Favoriser la terre crue au lieu du béton pour changer de paradigme
Le secteur de la construction contribue à 39% des taux d’émission de gaz à effet de serre au niveau mondial, dont 11% résultent directement de la fabrication de matériau de construction tels que l’acier, le ciment et le verre. Le recours systématique au béton représente actuellement l’un des principaux freins à la réduction de ce lourd bilan carbone. Changer cette pratique est ainsi devenu la priorité de nombreuses et nombreux architectes et ingénieurs sensibilisés à cet enjeu. C’est le cas de Jeremy Morris, qui, dans le cadre de son travail de master en architecture à l’EPFL, s’est intéressé au cycle du béton dans le canton de Vaud. Son étude a identifié trois mesures qui ouvrent des pistes pour en réduire l’usage en favorisant celui de la terre crue. Le diplômé présentera son travail le 30 septembre, lors de la Quinzaine de l’Urbanisme de Genève.

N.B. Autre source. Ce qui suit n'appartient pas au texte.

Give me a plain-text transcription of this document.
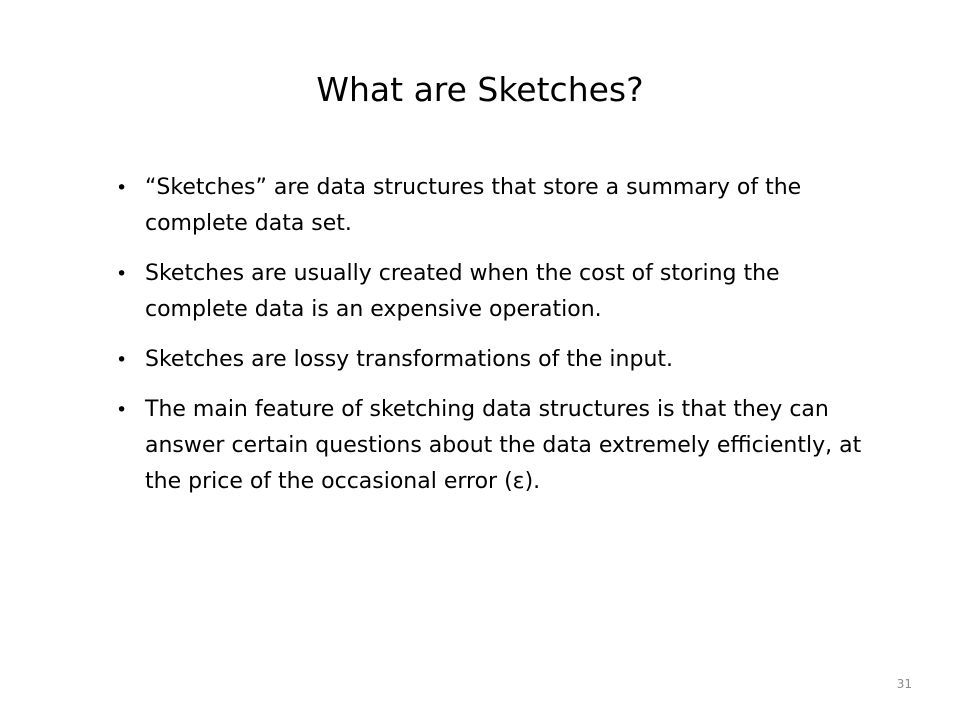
What are Sketches?
• “Sketches” are data structures that store a summary of the complete data set.
• Sketches are usually created when the cost of storing the complete data is an expensive operation.
• Sketches are lossy transformations of the input.
• The main feature of sketching data structures is that they can answer certain questions about the data extremely efficiently, at the price of the occasional error (ε).
31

Actuellement, la terre excavée lors de construction est l’un des plus grands déchets au monde. En Suisse, et pour chaque canton, l’équivalent d’une pyramide de Khéops, soit 2 millions de mètres cubes, sort de terre chaque année. Ce matériau d’excavation, considéré par la loi comme un déchet, est traité et épandu sur les terres agricoles, surélevant les cultures de plusieurs mètres, atteignant parfois la saturation. Comment mieux valoriser ce matériau durable et recyclable dans la construction? C’est ce qu’a voulu comprendre le jeune architecte, également vidéaste.
Changer la loi
Pour y parvenir, l’étudiant a dessiné une carte du Canton de Vaud en identifiant toutes les étapes du secteur de la construction, des zones d’extraction de la Sarraz, qui servent à produire du ciment, aux 67 zones de décharge. «Dans le Canton de Vaud, les entreprises qui fabriquent le béton sont les mêmes que celles qui creusent la terre lors de nouveaux chantiers. Elles n’ont donc aucun intérêt à réinjecter ce matériau dans la construction», explique d’entrée de jeu Jeremy Morris, qui s’est rendu sur place pour y tourner de nombreuses images.

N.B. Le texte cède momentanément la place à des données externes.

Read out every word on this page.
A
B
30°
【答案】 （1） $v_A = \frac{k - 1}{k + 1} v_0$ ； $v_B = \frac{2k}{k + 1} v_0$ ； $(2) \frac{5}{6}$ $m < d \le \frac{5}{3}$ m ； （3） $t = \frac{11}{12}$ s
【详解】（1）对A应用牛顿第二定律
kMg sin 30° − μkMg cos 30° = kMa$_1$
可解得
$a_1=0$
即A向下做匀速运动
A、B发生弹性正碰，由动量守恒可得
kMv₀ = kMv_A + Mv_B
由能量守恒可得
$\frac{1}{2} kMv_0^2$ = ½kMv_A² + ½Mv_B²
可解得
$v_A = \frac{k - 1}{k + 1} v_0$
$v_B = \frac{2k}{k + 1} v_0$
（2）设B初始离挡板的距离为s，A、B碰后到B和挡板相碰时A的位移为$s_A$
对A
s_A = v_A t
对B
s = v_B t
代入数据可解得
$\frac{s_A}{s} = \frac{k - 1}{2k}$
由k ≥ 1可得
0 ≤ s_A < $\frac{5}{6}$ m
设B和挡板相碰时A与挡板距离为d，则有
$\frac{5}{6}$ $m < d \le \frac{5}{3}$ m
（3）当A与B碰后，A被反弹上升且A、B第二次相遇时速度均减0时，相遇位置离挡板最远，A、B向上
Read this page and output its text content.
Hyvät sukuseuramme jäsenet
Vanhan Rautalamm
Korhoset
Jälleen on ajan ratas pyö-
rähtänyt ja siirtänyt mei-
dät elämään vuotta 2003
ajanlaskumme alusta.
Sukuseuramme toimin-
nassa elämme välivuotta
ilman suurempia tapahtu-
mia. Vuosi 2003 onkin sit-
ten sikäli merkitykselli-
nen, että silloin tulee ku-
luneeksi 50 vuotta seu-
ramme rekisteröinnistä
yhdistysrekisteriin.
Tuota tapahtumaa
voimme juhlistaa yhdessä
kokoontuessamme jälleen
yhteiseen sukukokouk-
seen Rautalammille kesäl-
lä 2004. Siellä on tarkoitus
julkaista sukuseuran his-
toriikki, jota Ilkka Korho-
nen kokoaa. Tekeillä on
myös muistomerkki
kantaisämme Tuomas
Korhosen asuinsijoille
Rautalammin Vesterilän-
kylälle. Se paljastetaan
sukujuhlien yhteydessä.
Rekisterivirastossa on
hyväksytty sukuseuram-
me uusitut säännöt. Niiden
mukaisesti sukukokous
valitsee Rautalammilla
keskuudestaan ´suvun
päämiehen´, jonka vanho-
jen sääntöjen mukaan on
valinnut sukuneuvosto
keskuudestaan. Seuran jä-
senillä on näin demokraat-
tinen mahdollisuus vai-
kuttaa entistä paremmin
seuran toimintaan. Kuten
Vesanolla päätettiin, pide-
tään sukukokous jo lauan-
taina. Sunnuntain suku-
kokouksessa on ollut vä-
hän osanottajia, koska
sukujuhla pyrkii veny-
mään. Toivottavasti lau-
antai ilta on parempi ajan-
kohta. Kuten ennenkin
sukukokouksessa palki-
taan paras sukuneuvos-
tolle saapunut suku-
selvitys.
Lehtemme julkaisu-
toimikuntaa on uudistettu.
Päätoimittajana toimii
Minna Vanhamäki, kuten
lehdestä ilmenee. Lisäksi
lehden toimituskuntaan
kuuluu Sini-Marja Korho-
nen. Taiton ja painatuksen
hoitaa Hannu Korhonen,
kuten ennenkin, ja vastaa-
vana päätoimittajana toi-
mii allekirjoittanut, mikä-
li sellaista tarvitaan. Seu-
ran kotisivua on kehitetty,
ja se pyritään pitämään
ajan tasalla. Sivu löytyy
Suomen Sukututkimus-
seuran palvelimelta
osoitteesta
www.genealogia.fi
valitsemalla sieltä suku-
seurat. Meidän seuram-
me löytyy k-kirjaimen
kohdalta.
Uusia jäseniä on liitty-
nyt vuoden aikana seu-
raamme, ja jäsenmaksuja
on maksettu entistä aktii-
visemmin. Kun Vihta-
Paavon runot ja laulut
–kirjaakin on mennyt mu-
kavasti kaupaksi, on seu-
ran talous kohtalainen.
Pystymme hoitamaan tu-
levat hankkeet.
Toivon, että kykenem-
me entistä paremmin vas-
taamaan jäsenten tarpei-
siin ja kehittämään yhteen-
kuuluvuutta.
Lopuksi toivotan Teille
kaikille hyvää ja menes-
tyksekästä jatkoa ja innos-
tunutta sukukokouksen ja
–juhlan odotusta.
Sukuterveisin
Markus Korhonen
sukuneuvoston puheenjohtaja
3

L'architecte propose donc comme première mesure de changer le statut juridique du matériau excavé, afin de le faire passer de «déchet» à «ressource». «La terre crue peut être construite et déconstruite, ce qui est plus difficile pour le béton, dont l’usage devrait vraiment se limiter aux éléments structurels des bâtiments et aux infrastructures de génie civil», commente le diplômé.
Soutien financier
Le recours à la terre crue est toutefois onéreux face au béton, qui reste la solution la meilleure marché, malgré son lourd impact environnemental. L’architecte propose donc comme deuxième mesure un soutien étatique à ce type de construction, jusqu’à ce qu’une véritable économie circulaire se mette en place. «La France a récemment construit près de 400 logements en terre crue provenant d’excavations faites à Paris grâce à un soutien européen», illustre l’architecte, qui cite aussi des exemples belges. Le savoir-faire dans ce type de construction est assez développé en Suisse, mais son implémentation dans la construction pourrait être plus avancée, selon l’architecte.
Formation et recherche
Sa dernière mesure promulgue donc la formation continue en pisé et en terre crue, deux techniques qui recourent à l’usage de matériau durable et renouvelable, pour limiter le recours systématique au béton des praticiennes et praticiens en place. Elle demande aussi logiquement une intégration pleine et entière de cette formation aux cursus académiques suisses des métiers de la construction ainsi qu’un soutien financier à la recherche dans cette technique, afin d’en améliorer encore le potentiel.
«Je ne suis pas naïf, je sais que ces mesures exigent beaucoup d’efforts», souligne l’architecte. «Mais un changement radical au niveau de la vision et de la philosophie de la pratique architecturale et constructive doit être opéré, en mettant en place des processus plus coopératifs entre les systèmes, afin d’atteindre une économie plus circulaire». Jeremy Morris a construit lui-même des briques en terre crue durant son projet de master, pour comprendre la logistique de production du matériau et le sentir de ses propres mains. «Cette étape m’a encore plus convaincu de la beauté de cette technique et de sa pertinence.»